Let’s look at the items within the collection, using the CollectionClient.get_items method

# get_items
items = list(collection.get_items())
for item in items[:10]:
    print(item)
<Item id=eccodarwin-co2flux-monthgrid-v5-202212>
<Item id=eccodarwin-co2flux-monthgrid-v5-202211>
<Item id=eccodarwin-co2flux-monthgrid-v5-202210>
<Item id=eccodarwin-co2flux-monthgrid-v5-202209>
<Item id=eccodarwin-co2flux-monthgrid-v5-202208>
<Item id=eccodarwin-co2flux-monthgrid-v5-202207>
<Item id=eccodarwin-co2flux-monthgrid-v5-202206>
<Item id=eccodarwin-co2flux-monthgrid-v5-202205>
<Item id=eccodarwin-co2flux-monthgrid-v5-202204>
<Item id=eccodarwin-co2flux-monthgrid-v5-202203>
item = collection.get_item(items[0].id)   # item = collection.get_item("eccodarwin-co2flux-monthgrid-v5-202212")
item
asset = item.assets["co2"].href
asset
's3://ghgc-data-store/eccodarwin-co2flux-monthgrid-v5/ECCO-Darwin_CO2_flux_202212.tif'

Visualize this asset using TiTiler

# Define the TiTiler url
TITILER_URL = "https://ghg.center/api/raster"
# TiTiler preview endpoint
cog_preview = f"/cog/preview.png?url={asset}&rescale=-0.0007,0.0002&colormap_name=bwr"
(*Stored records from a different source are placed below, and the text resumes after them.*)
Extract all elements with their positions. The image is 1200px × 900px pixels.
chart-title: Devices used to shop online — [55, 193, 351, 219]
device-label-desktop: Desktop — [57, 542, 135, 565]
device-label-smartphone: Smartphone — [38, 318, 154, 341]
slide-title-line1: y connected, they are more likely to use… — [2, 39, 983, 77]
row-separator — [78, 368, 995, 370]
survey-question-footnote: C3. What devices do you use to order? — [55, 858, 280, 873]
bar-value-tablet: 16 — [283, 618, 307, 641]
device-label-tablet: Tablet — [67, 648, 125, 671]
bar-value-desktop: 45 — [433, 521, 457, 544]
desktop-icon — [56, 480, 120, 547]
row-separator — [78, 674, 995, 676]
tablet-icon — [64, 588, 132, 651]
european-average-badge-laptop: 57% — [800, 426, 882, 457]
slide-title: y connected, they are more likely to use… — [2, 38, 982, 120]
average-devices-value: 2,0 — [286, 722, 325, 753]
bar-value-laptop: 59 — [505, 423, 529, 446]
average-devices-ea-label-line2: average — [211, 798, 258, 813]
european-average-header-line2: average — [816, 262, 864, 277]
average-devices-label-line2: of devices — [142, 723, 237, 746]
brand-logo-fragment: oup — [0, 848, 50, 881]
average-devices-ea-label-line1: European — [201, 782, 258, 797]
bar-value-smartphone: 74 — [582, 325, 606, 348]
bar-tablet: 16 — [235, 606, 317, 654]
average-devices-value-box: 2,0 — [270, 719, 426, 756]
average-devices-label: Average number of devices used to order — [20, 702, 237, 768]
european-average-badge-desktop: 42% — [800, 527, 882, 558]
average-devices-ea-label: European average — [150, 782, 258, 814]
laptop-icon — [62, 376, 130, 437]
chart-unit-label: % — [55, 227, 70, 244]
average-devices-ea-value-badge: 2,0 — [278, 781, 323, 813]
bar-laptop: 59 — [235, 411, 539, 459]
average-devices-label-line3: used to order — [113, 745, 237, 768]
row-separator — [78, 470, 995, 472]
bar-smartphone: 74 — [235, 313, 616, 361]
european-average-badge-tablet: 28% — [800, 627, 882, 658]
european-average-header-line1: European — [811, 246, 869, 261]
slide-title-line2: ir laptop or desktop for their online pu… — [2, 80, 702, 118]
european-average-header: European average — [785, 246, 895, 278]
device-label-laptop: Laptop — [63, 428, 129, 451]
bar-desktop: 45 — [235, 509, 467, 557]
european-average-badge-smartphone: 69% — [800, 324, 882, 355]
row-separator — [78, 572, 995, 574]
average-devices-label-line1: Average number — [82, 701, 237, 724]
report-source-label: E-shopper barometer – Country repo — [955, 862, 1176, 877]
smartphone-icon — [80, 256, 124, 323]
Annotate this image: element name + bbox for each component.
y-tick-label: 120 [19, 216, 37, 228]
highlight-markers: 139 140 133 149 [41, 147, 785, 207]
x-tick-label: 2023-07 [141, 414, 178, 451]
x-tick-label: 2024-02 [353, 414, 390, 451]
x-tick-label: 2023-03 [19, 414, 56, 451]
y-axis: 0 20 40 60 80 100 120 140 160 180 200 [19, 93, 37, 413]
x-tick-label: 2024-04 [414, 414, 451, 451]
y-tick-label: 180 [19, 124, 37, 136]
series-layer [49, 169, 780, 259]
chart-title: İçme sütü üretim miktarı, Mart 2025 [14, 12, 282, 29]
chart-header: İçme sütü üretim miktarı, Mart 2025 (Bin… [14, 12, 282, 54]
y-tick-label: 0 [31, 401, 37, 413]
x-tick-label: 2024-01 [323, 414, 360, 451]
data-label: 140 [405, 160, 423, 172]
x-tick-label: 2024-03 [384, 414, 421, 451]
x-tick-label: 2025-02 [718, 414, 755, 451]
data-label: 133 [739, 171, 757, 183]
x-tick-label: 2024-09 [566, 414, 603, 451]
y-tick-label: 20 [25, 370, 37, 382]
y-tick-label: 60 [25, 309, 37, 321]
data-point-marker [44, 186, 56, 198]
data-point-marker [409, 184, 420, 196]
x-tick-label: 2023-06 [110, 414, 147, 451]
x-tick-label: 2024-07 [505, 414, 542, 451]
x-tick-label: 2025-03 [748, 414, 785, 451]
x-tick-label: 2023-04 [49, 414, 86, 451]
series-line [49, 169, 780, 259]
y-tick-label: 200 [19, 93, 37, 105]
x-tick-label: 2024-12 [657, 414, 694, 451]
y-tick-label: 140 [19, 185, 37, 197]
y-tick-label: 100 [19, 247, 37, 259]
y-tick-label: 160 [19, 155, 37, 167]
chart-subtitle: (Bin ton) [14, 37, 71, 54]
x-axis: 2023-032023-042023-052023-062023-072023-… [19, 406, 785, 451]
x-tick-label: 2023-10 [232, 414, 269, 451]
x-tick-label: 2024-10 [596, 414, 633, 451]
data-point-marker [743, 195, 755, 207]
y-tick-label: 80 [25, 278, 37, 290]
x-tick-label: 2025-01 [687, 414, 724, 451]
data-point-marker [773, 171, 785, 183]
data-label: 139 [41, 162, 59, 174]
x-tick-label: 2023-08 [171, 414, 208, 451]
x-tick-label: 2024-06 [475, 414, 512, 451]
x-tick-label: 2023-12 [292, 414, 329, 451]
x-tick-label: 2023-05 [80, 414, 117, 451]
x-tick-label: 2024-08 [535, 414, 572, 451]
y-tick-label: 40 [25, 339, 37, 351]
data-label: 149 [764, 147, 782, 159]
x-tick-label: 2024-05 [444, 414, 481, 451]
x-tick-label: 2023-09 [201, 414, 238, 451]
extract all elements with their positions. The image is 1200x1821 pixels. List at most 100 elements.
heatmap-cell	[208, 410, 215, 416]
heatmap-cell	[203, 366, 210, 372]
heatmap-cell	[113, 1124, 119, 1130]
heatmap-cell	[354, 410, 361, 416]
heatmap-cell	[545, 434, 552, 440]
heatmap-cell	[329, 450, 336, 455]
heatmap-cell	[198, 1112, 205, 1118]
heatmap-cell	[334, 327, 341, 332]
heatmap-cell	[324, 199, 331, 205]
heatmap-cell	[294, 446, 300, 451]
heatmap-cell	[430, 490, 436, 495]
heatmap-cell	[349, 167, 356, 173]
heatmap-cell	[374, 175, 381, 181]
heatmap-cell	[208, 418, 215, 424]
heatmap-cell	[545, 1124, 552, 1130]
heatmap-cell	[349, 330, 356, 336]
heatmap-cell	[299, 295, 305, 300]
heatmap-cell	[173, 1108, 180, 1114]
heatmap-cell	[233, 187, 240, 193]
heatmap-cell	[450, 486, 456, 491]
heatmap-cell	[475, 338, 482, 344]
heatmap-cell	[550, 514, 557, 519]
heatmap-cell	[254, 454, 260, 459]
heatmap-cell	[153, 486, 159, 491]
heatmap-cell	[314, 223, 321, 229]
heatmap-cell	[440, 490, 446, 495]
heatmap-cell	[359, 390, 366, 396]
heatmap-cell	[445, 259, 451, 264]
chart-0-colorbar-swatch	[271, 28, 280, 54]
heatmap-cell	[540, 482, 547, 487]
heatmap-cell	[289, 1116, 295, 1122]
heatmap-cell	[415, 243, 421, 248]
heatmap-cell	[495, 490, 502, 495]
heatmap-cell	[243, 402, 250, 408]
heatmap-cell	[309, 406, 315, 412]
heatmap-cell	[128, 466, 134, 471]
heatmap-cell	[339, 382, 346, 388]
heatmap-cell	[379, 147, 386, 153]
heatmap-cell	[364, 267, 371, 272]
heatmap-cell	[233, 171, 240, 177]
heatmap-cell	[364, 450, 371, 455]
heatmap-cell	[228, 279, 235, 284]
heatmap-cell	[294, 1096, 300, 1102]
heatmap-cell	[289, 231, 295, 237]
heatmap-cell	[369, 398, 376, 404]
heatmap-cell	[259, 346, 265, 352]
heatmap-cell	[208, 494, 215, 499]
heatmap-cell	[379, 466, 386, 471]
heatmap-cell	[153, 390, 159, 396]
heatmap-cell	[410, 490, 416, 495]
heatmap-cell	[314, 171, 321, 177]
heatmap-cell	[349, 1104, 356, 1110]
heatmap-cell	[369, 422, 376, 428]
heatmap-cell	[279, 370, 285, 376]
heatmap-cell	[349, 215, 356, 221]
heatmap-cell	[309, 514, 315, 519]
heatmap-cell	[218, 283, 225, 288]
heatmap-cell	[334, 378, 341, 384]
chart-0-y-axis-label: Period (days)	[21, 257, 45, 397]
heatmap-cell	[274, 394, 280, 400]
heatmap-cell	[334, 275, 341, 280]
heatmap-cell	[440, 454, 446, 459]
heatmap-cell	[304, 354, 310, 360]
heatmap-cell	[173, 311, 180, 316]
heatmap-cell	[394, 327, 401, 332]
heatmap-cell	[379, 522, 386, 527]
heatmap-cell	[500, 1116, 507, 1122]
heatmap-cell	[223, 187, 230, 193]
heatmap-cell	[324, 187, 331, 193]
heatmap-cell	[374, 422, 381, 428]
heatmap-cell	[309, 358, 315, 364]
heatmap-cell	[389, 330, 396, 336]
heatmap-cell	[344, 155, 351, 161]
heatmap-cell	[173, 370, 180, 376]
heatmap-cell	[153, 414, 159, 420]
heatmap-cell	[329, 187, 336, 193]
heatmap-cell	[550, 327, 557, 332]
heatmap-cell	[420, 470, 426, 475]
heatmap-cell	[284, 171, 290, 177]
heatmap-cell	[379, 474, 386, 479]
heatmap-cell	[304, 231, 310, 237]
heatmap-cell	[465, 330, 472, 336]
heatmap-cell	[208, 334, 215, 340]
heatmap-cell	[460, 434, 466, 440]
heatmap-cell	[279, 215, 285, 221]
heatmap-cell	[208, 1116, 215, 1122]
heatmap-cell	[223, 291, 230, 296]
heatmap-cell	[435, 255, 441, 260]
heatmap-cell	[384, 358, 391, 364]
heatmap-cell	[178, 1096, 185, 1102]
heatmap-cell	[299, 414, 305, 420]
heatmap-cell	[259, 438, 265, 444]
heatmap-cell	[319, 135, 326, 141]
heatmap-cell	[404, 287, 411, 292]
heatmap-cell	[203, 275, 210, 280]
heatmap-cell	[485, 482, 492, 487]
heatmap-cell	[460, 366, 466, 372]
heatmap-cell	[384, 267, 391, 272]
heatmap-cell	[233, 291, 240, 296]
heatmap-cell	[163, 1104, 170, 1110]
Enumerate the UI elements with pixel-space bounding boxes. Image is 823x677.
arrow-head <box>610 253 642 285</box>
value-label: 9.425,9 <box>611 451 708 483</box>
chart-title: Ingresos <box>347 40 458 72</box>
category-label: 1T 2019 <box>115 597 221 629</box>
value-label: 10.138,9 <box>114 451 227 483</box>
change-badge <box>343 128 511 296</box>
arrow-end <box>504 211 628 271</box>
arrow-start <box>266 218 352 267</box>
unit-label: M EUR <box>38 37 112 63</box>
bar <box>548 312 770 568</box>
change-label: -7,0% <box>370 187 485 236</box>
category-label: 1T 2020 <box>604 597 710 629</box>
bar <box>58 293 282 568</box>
User requests.get to make a GET request for the preview

response = requests.get(f"{TITILER_URL}{cog_preview}") #https://ghg.center/api/raster/cog/preview.png?url=s3://ghgc-data-store/eccodarwin-co2flux-monthgrid-v5/ECCO-Darwin_CO2_flux_202212.tif&rescale=-0.0007,0.0002&colormap_name=bwr
response
<Response [200]>
display(Image(response.content))

Searching for datasets based on the Area of Interest (AOI) and/or datetime

# Rought AOI for Baltimore, MD area
baltimore_aoi = {
    "type": "Polygon",
    "coordinates": [
      [
        [
          -76.7413596126004,
          39.37730408865011
        ],
        [
          -76.7413596126004,
          39.20129583511198
        ],
        [
          -76.47249934044682,
          39.20129583511198
        ],
        [
          -76.47249934044682,
          39.37730408865011
        ],
        [
          -76.7413596126004,
          39.37730408865011
        ]
      ]
    ],
}
# Search the catalog for the given collection, aoi and datetime
search = catalog.search(
    max_items = 100,
    # limit = 5,
    collections = "epa-ch4emission-yeargrid-v2express",
    intersects = baltimore_aoi,
    datetime = "2012-04-01/2015-12-31",
)
items = list(search.item_collection())

len(items)
100
items[:5]
[<Item id=oco2geos-co2-daygrid-v10r-20151231>,
 <Item id=lpjwsl-wetlandch4-daygrid-v1-20151231>,
 <Item id=oco2geos-co2-daygrid-v10r-20151230>,
 <Item id=lpjwsl-wetlandch4-daygrid-v1-20151230>,
 <Item id=oco2geos-co2-daygrid-v10r-20151229>]

Summary

In this notebook, we used the pystac_client library to interact with the US GHG Center Data Catalog. We learned how to list all the datasets, list all the items in a dataset, read the metadata for the dataset/items, access the data file, visualize it and finally search the catalog for specific area of interest and datetime.